Later while walking through the woods, Blue Eyes and a friend come face to face with a human. The man’s both armed and paranoid about apes, and he shoots Blue Eyes’ friend out of fear. The man is part of a small group under the leadership of Malcolm (Jason Clarke) that wants to find and restore a hydro power plant to give electricity to an outpost of humans still living in San Francisco. Caesar at first refuses the request, forcefully telling the leader of the outpost, Dreyfus (Gary Oldman) to forget the plan. But Malcolm, along with his son Alexander (Kodi Smit-McPhee) and his partner Ellie (Keri Russell), return to the forest and are able to change Caesar’s mind. While they make progress toward peaceful co-existence, both Dreyfus and Koba prepare for war.

Jason Clarke has a wonderful ability to communicate both physical strength as well as sensitive intelligence. His role as Dan, the CIA agent in charge of enhanced interrogations in Zero Dark Thirty, played up how quietly imposing he can be, while in Dawn he is the hope for understanding, following in the footsteps of James Franco’s role in Rise. Oldman is effective as always as the less-than-trusting Dreyfus, while Russell and Smit-McPhee provide good support for the story.

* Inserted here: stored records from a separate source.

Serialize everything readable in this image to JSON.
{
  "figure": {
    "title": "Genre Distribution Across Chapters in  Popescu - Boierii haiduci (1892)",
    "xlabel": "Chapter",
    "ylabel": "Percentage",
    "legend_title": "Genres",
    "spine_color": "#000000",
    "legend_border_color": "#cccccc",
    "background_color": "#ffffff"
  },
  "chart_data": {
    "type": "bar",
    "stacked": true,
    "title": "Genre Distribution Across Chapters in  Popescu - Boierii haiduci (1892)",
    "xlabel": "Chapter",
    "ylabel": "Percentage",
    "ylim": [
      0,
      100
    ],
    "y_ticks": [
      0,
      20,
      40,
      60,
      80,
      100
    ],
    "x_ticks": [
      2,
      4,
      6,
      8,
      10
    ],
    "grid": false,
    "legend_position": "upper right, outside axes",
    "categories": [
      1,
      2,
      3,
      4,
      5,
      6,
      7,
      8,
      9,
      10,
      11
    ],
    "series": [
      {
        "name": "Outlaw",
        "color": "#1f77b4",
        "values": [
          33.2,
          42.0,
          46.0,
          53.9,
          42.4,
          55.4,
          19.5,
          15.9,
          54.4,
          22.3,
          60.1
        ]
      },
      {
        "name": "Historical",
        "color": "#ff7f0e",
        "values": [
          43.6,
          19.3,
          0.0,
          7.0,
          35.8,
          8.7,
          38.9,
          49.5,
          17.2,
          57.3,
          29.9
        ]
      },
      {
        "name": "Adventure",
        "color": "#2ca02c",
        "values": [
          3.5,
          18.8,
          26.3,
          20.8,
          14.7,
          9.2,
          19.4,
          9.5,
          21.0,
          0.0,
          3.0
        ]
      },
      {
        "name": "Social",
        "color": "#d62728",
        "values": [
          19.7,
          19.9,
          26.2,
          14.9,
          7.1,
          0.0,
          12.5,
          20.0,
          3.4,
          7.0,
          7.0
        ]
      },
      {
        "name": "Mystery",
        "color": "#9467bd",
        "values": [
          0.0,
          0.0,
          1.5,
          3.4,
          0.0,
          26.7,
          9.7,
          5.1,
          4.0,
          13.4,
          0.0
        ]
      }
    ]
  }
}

Toby Kebbell’s Koba rises almost to the level of Shakespeare’s Iago or Richard III. He’s fearsome, and the physical manifestation is truly frightening, yet he’ll pull on a mask and act the fool when he must. The moment when he drops the mask, though, is starkly powerful. A strong antagonist is needed to make a story memorable, and Kebbell provides that strength.

Caesar remains the central character, a leader trying to balance power and mercy. While the embodiment is incredible, what sets it apart is when the camera focuses on Serkis’ eyes and you read his thoughts. While he’ll never be nominated for a Best Actor Oscar – the prejudice against technology is too strong – in both Rise and Dawn Serkis does Oscar-caliber work. Serkis continues to be busy, with Avengers: Age of Ultron coming next year to be followed by a new Tintin movie as well as Star Wars 7.

Director Matt Reeves had worked in television (including several episodes of “Felicity” with Keri Russell) before moving to the big screen with Cloverfield and Let Me In. While those movies were a solid start, with Dawn he reaches blockbuster success. He’s assisted by production designer James Chinlund (The Avengers) who creates a post-human world where nature has taken charge again. Also, one particular kudo to the movie for not destroying the Golden Gate Bridge as a cheap post-apocalyptic visual. It’s become so common (Godzilla destroyed it two months ago) that leaving the bridge intact stands out.

With Rise and now Dawn, screenwriters Rick Jaffa and Amanda Silver, assisted by Mark Bomback (Live Free or Die Hard, Unstoppable) on the new film, have not just rebooted the series but have completely reimagined it, adding depth and emotional heart that was absent in the original movies. Dawn made more in its initial weekend than Rise, and it has topped the weekend box office for two weeks straight. According to IMDb, another movie is in the works with Reeves directing as well as collaborating on the script with Bomback. I’m looking forward to seeing it.